SPIRITUALITAS DALAM TUBUH SEJARAH DAN CINTA

Sampai Aku Lupa adalah kumpulan puisi yang menawarkan ingatan dan kenangan melalui pendekatan tubuh sejarah, spritualitas sebagai ucapan kecintaan dan penghayatan hamba pada seluruh hal yang tercipta dan yang telah ada. Entah, dunia ini seolah cuma dibuat untuk dibagi atas dua pilihan saja yaitu: kasih dan sayang untuk keselarasan keseimbangan dalam perilaku seorang hamba dalam ujud kata-kata dan tindakan yang dirangkum menjadi puisi. Puisi akhirnya hadir dalam segala ungkap menuju muara bahasa yang bening, yang lembut dan menarik rasa untuk menghidupkan sel-sel perdamaian yang dimulai dari dalam diri.

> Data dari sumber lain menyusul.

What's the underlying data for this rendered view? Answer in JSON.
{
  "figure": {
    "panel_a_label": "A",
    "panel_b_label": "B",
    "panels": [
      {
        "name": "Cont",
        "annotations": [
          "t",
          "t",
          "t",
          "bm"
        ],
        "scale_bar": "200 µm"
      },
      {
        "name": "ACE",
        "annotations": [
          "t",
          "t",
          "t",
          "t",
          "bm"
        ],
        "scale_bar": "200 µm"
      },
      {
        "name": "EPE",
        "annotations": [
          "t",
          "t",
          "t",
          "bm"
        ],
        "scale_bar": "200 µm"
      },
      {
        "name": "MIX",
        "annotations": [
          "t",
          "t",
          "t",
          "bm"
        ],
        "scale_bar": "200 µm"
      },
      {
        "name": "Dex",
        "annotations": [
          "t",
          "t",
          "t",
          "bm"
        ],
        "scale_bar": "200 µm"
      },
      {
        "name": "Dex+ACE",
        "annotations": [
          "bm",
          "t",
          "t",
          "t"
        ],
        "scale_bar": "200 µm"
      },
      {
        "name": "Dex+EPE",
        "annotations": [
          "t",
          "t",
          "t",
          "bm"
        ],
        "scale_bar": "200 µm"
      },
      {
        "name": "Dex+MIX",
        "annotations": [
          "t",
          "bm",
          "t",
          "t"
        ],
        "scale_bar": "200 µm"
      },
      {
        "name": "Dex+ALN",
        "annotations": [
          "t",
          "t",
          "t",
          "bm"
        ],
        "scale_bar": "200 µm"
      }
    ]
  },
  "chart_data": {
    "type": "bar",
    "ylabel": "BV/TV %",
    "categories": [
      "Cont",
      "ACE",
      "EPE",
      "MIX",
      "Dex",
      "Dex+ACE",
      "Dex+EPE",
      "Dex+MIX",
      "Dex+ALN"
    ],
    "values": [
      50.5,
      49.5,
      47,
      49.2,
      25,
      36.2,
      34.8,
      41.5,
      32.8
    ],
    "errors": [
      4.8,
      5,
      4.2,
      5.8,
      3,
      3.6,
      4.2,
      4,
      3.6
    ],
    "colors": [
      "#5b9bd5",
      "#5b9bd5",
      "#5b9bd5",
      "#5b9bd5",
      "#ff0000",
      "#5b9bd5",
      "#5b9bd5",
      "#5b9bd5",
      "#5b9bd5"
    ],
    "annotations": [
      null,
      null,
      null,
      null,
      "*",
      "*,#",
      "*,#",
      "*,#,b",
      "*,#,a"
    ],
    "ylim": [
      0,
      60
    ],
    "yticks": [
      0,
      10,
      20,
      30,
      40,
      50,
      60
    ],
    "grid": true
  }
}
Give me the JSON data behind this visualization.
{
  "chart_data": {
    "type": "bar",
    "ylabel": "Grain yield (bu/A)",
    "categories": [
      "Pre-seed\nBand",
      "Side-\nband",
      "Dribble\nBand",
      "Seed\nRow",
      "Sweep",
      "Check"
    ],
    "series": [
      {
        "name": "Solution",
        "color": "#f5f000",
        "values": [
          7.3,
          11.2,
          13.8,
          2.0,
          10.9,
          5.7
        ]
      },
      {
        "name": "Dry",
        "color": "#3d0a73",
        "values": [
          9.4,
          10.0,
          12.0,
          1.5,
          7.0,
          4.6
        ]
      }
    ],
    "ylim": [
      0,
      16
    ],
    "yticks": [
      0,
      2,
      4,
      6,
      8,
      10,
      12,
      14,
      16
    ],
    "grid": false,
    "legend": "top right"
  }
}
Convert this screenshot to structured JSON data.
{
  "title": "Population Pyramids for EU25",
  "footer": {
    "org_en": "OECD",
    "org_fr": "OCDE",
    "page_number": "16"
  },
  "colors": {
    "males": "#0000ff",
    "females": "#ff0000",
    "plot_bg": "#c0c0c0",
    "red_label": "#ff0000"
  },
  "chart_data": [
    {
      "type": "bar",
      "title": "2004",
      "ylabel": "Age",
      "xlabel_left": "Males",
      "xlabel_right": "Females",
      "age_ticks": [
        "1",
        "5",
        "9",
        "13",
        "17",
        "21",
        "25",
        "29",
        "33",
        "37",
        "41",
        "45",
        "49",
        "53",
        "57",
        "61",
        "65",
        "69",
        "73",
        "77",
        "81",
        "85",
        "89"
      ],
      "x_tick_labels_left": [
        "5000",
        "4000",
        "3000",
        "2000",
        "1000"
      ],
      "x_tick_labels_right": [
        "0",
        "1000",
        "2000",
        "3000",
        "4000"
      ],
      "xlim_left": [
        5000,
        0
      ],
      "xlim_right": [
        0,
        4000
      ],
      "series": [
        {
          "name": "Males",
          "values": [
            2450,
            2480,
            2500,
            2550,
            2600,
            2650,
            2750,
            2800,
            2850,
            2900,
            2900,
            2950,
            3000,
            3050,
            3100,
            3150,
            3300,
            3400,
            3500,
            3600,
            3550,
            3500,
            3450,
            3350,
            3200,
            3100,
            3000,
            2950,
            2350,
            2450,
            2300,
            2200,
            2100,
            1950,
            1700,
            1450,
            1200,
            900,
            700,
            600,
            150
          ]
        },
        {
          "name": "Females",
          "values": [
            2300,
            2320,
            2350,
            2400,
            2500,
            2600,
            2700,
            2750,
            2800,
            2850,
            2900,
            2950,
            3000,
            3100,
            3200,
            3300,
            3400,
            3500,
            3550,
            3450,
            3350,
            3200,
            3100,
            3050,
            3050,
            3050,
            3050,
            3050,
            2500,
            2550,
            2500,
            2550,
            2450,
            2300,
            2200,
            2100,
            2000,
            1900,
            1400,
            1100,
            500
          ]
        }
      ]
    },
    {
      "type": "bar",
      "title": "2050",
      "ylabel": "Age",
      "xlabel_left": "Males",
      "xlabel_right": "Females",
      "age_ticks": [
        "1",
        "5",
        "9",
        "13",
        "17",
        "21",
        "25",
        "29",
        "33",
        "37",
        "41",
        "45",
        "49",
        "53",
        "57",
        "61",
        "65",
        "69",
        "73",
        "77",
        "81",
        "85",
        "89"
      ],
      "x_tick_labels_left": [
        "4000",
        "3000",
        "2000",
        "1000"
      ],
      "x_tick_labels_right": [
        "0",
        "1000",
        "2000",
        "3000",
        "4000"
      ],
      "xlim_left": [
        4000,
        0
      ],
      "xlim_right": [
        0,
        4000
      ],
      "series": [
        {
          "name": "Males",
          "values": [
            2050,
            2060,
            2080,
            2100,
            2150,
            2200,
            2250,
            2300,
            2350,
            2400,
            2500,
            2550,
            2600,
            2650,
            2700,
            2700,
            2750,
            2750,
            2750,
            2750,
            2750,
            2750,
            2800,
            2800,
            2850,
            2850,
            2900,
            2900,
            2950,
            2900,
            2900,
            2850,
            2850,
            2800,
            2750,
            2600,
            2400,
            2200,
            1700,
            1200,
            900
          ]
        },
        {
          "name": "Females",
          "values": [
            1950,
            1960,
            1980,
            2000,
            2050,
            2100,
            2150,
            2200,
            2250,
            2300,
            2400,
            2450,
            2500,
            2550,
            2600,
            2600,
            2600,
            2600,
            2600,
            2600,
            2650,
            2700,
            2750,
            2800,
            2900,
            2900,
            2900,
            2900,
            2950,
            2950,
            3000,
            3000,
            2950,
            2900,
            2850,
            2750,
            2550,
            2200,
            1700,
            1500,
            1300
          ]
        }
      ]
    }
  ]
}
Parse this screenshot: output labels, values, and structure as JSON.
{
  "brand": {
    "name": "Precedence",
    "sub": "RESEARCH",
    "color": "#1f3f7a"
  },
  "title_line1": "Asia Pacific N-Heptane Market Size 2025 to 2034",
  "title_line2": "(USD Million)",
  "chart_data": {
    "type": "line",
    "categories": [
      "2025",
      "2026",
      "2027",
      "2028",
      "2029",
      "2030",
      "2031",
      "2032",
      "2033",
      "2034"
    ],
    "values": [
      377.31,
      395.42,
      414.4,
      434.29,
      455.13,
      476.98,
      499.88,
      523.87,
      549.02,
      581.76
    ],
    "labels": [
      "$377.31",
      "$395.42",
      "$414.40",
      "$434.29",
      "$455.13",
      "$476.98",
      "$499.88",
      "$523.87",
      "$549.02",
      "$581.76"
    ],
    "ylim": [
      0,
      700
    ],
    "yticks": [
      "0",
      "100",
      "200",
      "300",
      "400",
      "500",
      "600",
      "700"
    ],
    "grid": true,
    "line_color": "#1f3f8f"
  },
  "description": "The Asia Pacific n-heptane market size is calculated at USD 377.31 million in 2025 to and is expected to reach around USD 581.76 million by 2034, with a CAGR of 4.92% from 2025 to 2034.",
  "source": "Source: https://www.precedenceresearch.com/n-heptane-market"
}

Sampai Aku Lupa, buku yang diiringi dengan segenap kebahagiaan dan musti disambut dengan suka cita. Karena, ketika wadah fisik yang lelah menghitung detik tiap hari, hari dihitung jadi bulan dan bulan pun kini jadi tahun bahkan seterusnya, cinta terus hidup. Cinta tak kenal lekang dan tak mati serta terus menjadi corong tunggal sebagai peredam dalam kecamuk dekadensi kehidupan. Berbeda dengan perang yang selalu mengedepankan strategi untuk menentukan mati dan hidupnya seseorang.

Karena itulah kuasa jiwa kerap menjadi kosong, kerap jadi kering. Maka puisi serupa bunga perdamaian dalam bentuk kata-kata yang mewujud dalam romantisme, relijius untuk kembali hening, untuk kembali menebar kebaikan pada segala bentuk yang ada dan telah tercipta.

Dan, Yuli Nugrahani, penyair serta cerpenis Lampung, mengantarkan Buku Sampai Lupa sebagai sebuah upaya dalam kerja-kerja perdamaian sebagai manusia yang tak lepas dari lingkungannya, mengakar dalam bentuk-bentuk pengharapan, sejarah-sejarah yang semuanya seolah menjadi catatan dari masa lampau untuk diambil hikmah dan pelajaran. Sampai Aku Lupa menjadi jalan kepastian manusia yang memiliki segenap cemas, segenap rindu bahkan segenap gugatan atas ruang dan waktu. Pun kesadaran dalam setiap dinamika. 

Sehingga mengantarkannya sebagai pengarsir mimpi dan sebagai juru rekam atas arti hujan, bunga, pohon dan segala yang tumbuh serta gugur setiap hari. Semua hal itu menjadi istimewa, melekat tanpa hendak dilupakan dan selalu berlari menjauh dari segenap kealfaan. Tema cinta dan kerinduan atas alam sekitar dalam 

Sampai Aku Lupa ini ditulis oleh Yuli Nugrahani melalui pendekatan tubuh sejarah atau legenda lewat penulisan nama tokoh-tokoh. Bisa dikatakan sebagai upaya menolak lupa atas segala bentuk rupa manusia dan benda. 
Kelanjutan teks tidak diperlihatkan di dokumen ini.